What is the acceleration due to gravity at a distance of one Earth radius above the Earth's surface

g(Re/r)^2 = (1/4)(9.81)

Hmm, let me calculate that for you, but before that, let me check my "gravity-altimeter" here... Ah, got it! At a distance of one Earth radius above the surface, the acceleration due to gravity is approximately 8.7 meters per second squared. Just remember to wear some anti-gravity shoes if you plan on visiting so you don't float away!
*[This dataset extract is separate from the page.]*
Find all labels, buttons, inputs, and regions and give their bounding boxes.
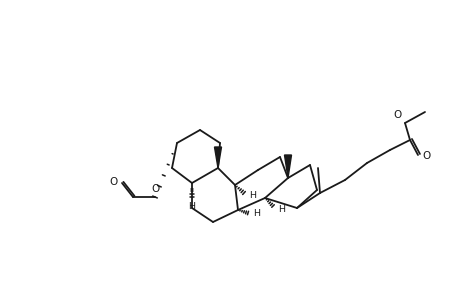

The acceleration due to gravity at a distance of one Earth radius above the Earth's surface can be calculated using the formula for gravitational acceleration:

a = G * M / r^2

where:
a is the acceleration due to gravity,
G is the gravitational constant (approximately 6.67430 x 10^-11 N m^2/kg^2),
M is the mass of the Earth (approximately 5.972 × 10^24 kg),
and r is the distance from the center of the Earth to the point (in this case, one Earth radius).

The radius of the Earth is approximately 6,371 kilometers or 6,371,000 meters. Therefore, the distance from the center of the Earth to a point one Earth radius above the surface would be 2 * 6,371,000 meters.

Let's calculate the acceleration due to gravity:

a = (6.67430 x 10^-11 N m^2/kg^2) * (5.972 × 10^24 kg) / (2 * 6,371,000)^2

Simplifying the expression and calculating the values, we get:

a ≈ 9.803 m/s^2

Therefore, the acceleration due to gravity at a distance of one Earth radius above the Earth's surface is approximately 9.803 m/s^2.

To solve this question, we can use the formula for gravitational acceleration:

\(g = \frac{{G \cdot M}}{r^2}\)

where
\(g\) is the acceleration due to gravity,
\(G\) is the gravitational constant (\(6.67430 \times 10^{-11} \, \text{m}^3 \, \text{kg}^{-1} \, \text{s}^{-2}\)),
\(M\) is the mass of the Earth (\(5.972 \times 10^{24} \, \text{kg}\)), and
\(r\) is the distance between the center of the Earth and the point where we want to calculate the acceleration.

In this case, since we want to find the acceleration at a distance of one Earth radius above the Earth's surface, the distance \(r\) will be the radius of the Earth (\(6.371 \times 10^6 \, \text{m}\)) plus one Earth radius (\(2 \times 6.371 \times 10^6 \, \text{m}\)).

Substituting the values into the formula:

\(g = \frac{{6.67430 \times 10^{-11} \, \text{m}^3 \, \text{kg}^{-1} \, \text{s}^{-2} \cdot 5.972 \times 10^{24} \, \text{kg}}}{{(2 \times 6.371 \times 10^6 \, \text{m})^2}}\)

Evaluating this expression will yield the acceleration due to gravity at a distance of one Earth radius above the Earth's surface.